The Pinkes book. This is a book written by Holocaust survivors from the Pruzhany region and published in Buenos Aires in 1958. Similar Pinkes books were published for Jewish communities all over Eastern Europe. Many libraries hold this book. It is in Yiddish, but all the Shershev sections have been translated into English and are available on the CPSA and PURO web sites.
Citation: Mordechai Wolf Bernstein, Pinkes fun finf fartilikte kehiles, Pruzshene, Bereze, Maltsh, Shershev, Selts; zayer oyfkum, geshikhte un umkum, tsum fuftsntn yortsayt nokh zayer akhzoriesdiker likvidatsye. Buenos Aires: Landslayt-Farayn fun Pruzshene, Bereze, Maltsh, Shershev, un umgegent in Argentine, 1958.

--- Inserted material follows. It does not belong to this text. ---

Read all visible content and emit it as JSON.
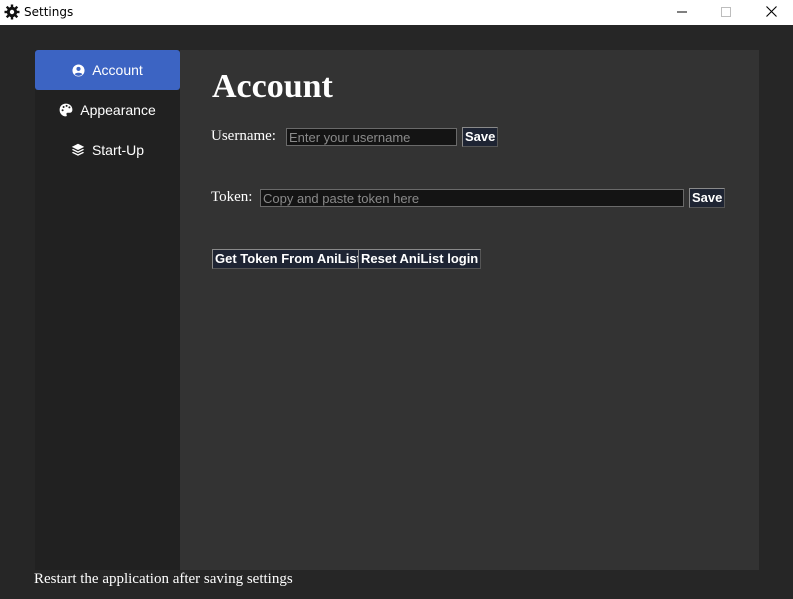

The Yavneh school book. This is a 55-page history of a Jewish school in Shershev that was founded in 1925. Most of it was reprinted in the Pinkes book (see above), but not all (and especially not the pictures). A few years ago I scanned a copy of the book owned by Abraham Auerbach of Queens. I made paper copies which I donated to the YIVO and Stanford University libraries. The whole book is now posted on the PURO website and also (in higher resolution) at archive.org.
Citation for paper copies: Pinkes fun der algemeyner privater Hebreishe Folks-shule "Yavneh" bay "Tarbut" in Shereshev: gevidmet der 10-yeriker ekzistents fun der shule. Shereshev: Eltern-komitet bay der "Tarbut"-shule in Shereshev, 1935.

The Stones of Sharashova. A few years ago my cousin Celia Denov Bell of Toronto organized the fencing of the Jewish cemetery in Shershev. She created a 15-minute documentary film about the project, which can be downloaded from the PURO site, as well as writing an article for the JewishGen website.